Après des années de traitements toxiques contre le VIH, d’efficacité variable, le sida était terminé – mais seulement pour ceux qui pouvaient se le permettre. Le fardeau de l’épidémie a commencé à glisser vers les plus pauvres et les moins connectés aux soins de santé. Aujourd’hui, le VIH prospère dans les régions les plus pauvres d’Amérique, comme le delta du Mississippi.
En 1996, pour la première fois, les décès dus au sida ont chuté de 23 %. Mais cette année-là, les Afro-Américains ont pour la première fois constitué une part plus importante des diagnostics de VIH que les Blancs – malgré le fait que le groupe minoritaire est nettement plus petit.
En 2003, le président George W. Bush a promulgué ce qui est peut-être le programme le plus conséquent de sa présidence : le Plan d’urgence du président pour la lutte contre le sida, ou PEPFAR, qui achète et distribue des médicaments anti-VIH vitaux aux personnes pauvres du monde entier.

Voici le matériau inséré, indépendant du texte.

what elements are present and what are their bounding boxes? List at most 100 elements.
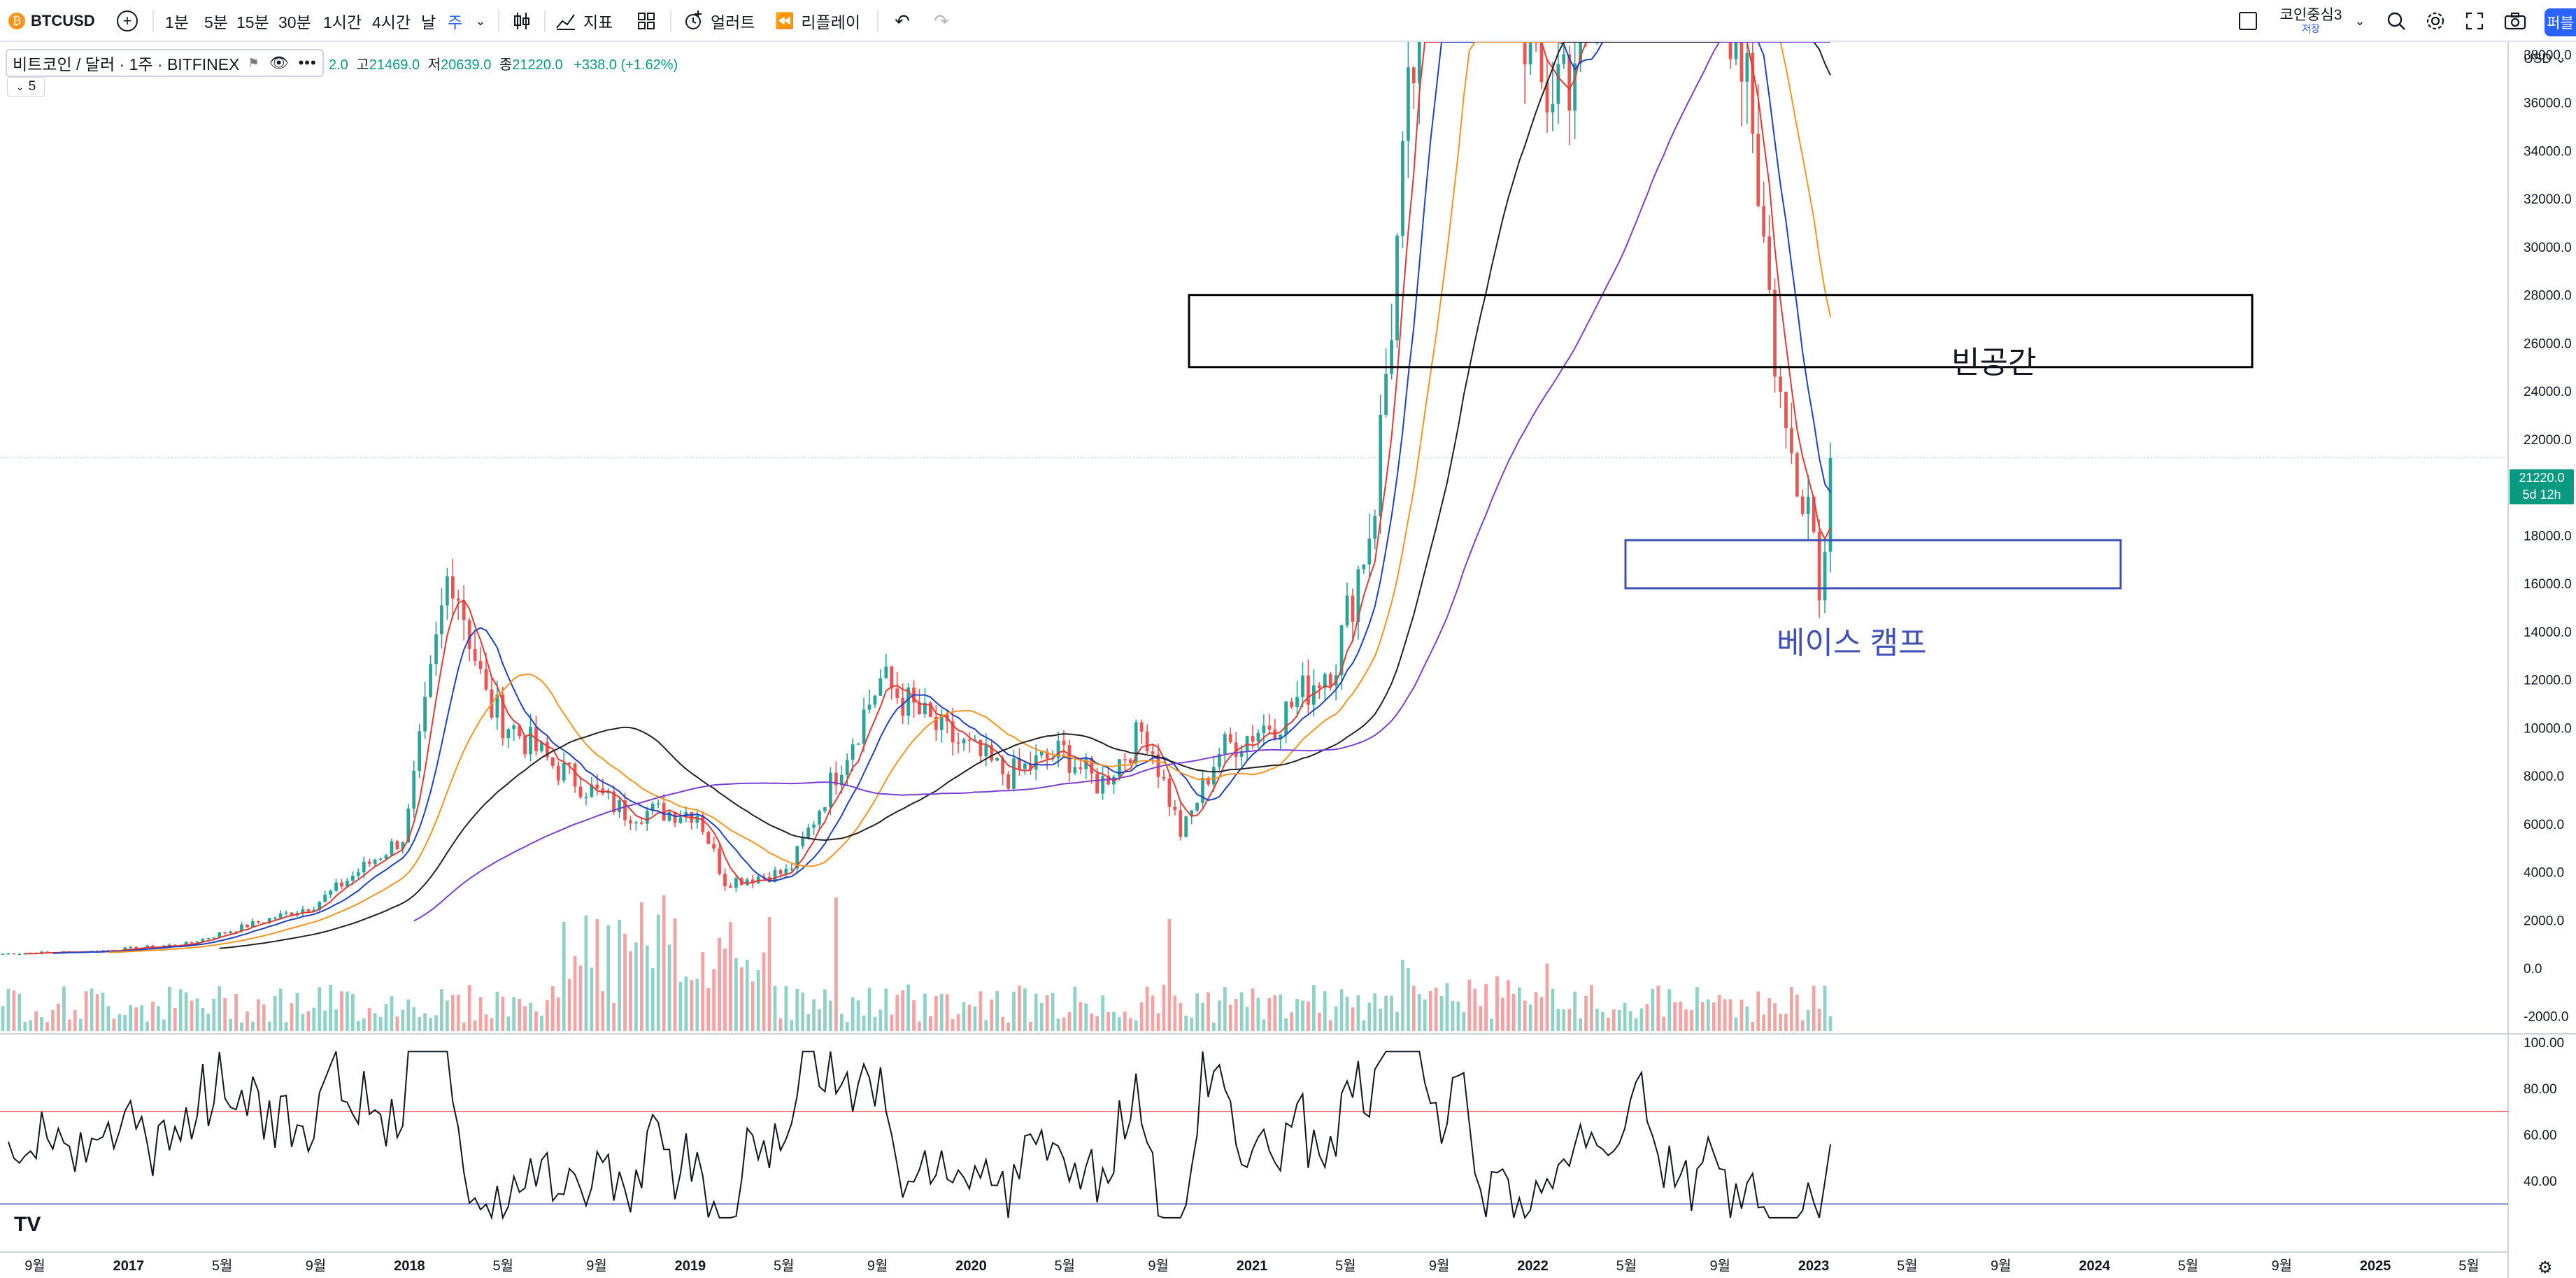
- candle-body: [667, 811, 671, 821]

C’est le plus grand programme gouvernemental jamais consacré à la lutte contre une seule maladie – 14 millions de personnes sont sous traitement aujourd’hui grâce à lui.
U=U
En 2008, le gouvernement suisse a publié une déclaration de consensus scientifique affirmant quelque chose qui avait longtemps été théorisé mais jamais prouvé : Les personnes séropositives dont la suppression virale est due à la prise de médicaments efficaces contre le VIH ne peuvent pas transmettre le virus aux personnes séronégatives. La version abrégée de ce nouveau paradigme a été adoptée par les Nations unies et les États-Unis : U=U, ou « indétectable égale intransmissible ».
La « Déclaration suisse » a révolutionné la manière dont les cliniciens dispensent les soins liés au VIH dans le monde entier, et a commencé à faire passer le traitement de l’attentisme au test et au traitement – ce qui signifie que les personnes dont le test est positif aujourd’hui commencent généralement à prendre des médicaments immédiatement, pour leur propre bénéfice et pour celui du public également.
Puis, en 2012, des scientifiques publient des données montrant qu’une pilule Truvada à prise unique quotidienne pouvait réduire considérablement la possibilité de transmission du VIH, ce qui est aujourd’hui connu sous le nom de PrEP, ou prophylaxie pré-exposition. Si ce traitement était controversé lors de son introduction, il gagne aujourd’hui en popularité et est responsable des baisses des taux de VIH dans de grandes villes comme San Francisco, New York et Washington, qui ont toutes financé de solides programmes de PrEP.
Le 1er décembre 2016, le mémorial du sida de la ville de New York a été inauguré en face de l’hôpital Saint-Vincent, autrefois l’épicentre de l’épidémie de sida en Amérique du Nord. Il est dédié aux plus de 100 000 hommes, femmes et enfants qui sont morts du sida dans la ville de New York.
En 2017, l’épidémie de sida a infecté environ 77 millions de personnes dans le monde et en a tué 35 millions, selon l’ONUSIDA. L’organisation estime qu’il y a actuellement 37 millions de personnes vivant avec le VIH dans le monde.